À l’occasion de son exposition Westalgie au centre d’art contemporain – la synagogue de Delme, Henrike Naumann réactive l’installation Anschluss 90’ (2018) et l’adapte à l’histoire chaotique du territoire de Delme entre 1870 et 1945, lorsque la Moselle appartint périodiquement à l’Empire Allemand se déployant vers l’ouest. Anschluss 90’ fut initialement conçue pour être présentée en Autriche, un des premiers pays annexés à l’Allemagne nazie. Présentant un showroom du début des années 90, cette œuvre se veut le site d’un récit imaginant qu’après la réunification de la RFA et de la RDA, l’Autriche aurait elle aussi souhaité rejoindre la grande Allemagne. Mais au lieu de parades militaires comme en 1938, c’est une prolifération de grands magasins de design d’intérieur et une frénésie d’achats, en Autriche comme en RDA, qui auraient marqué cette réunification, alliant alors hédonisme chic, consommation kitsch et politique nationaliste radicale. Pour sa réitération dans la synagogue, l’artiste vient joindre l’ancien Gau Westmark[4] à cette effervescence unificatrice, ce territoire auquel appartenait la Moselle pendant l’occupation nazie de 1940 à 1945, alors que Delme était traversée par la Adolf Hitler Straße. Exposé sur une moquette représentant les cartes de ces différents territoires « annexés au début des années 90 », le showroom réactive sa fonction d’attraction et de séduction au rez-de-chaussée. Cette period room « 1990-2000 » inclut deux œuvres vidéos : Triangular Stories (Terror + Amnesia) (2012), vidéo à double canal, met en scène d’un côté un groupe de jeunes partant en vacances à Ibiza pour aller clubber au début des années 90 et de l’autre, de jeunes néonazis du même âge, fomentant une attaque terroriste. Issus de la même génération, ces personnages évoquent la jeunesse laissée pour compte de la RDA fraichement réunifiée, dans laquelle l’hédonisme des rave parties pouvait aisément côtoyer un militantisme néo-nazi. Das reich (2017) est un montage vidéo de type amateur, présentant les prétentions politiques du parti autoproclamé « Reichsbürger » (citoyens de l’Empire allemand), groupuscule nationaliste qui nie la légitimité de la République fédérale d’Allemagne, en déclarant que l’Empire allemand est toujours en activité. En montant à l’étage, les visiteurs peuvent observer d’un point de vue belligérant ces différents territoires, figés dans leur glissement d’un pays à l’autre, d’une idéologie à l’autre.

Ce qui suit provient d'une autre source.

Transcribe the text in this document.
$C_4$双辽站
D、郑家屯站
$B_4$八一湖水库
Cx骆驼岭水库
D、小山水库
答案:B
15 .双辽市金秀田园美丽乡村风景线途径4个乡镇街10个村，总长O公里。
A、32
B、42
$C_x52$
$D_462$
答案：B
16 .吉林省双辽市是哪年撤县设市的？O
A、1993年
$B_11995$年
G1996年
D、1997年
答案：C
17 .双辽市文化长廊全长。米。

Alors que le territoire du Saulnois a été le témoin d’un vote massif pour l’extrême droite lors des dernières élections présidentielles, ou que des groupes néo-nazis allemands trouvent en Moselle les moyens de fêter l’anniversaire d’Adolf Hitler[5], Westalgie vient nous rappeler la permanence d’une profonde nostalgie pour des mythes nationalistes entretenus par tout un pan de la population occidentale sujet à de multiples angoisses. Elle atteste de l’urgence comme de la pertinence d’engagements artistiques œuvrant contre le retour du fascisme et de ses nouveaux dérivés.

 

 

[1] La « period room » est une convention muséographique consistant à reconstituer un espace historique dans la salle d'un musée –  cabinet de lecture, salon français du XVIIIe siècle, salon de musique, etc. - mélangeant peintures, sculptures, meubles, tapisseries et autres objets d’art. Ce mode de présentation met en scène la cohérence supposée d'une époque afin de permettre au public de l’imaginer. Très en vogue depuis le début du XIXe siècle, ces reconstitutions furent ensuite contestées en raison de leur caractère fictif et peu scientifique.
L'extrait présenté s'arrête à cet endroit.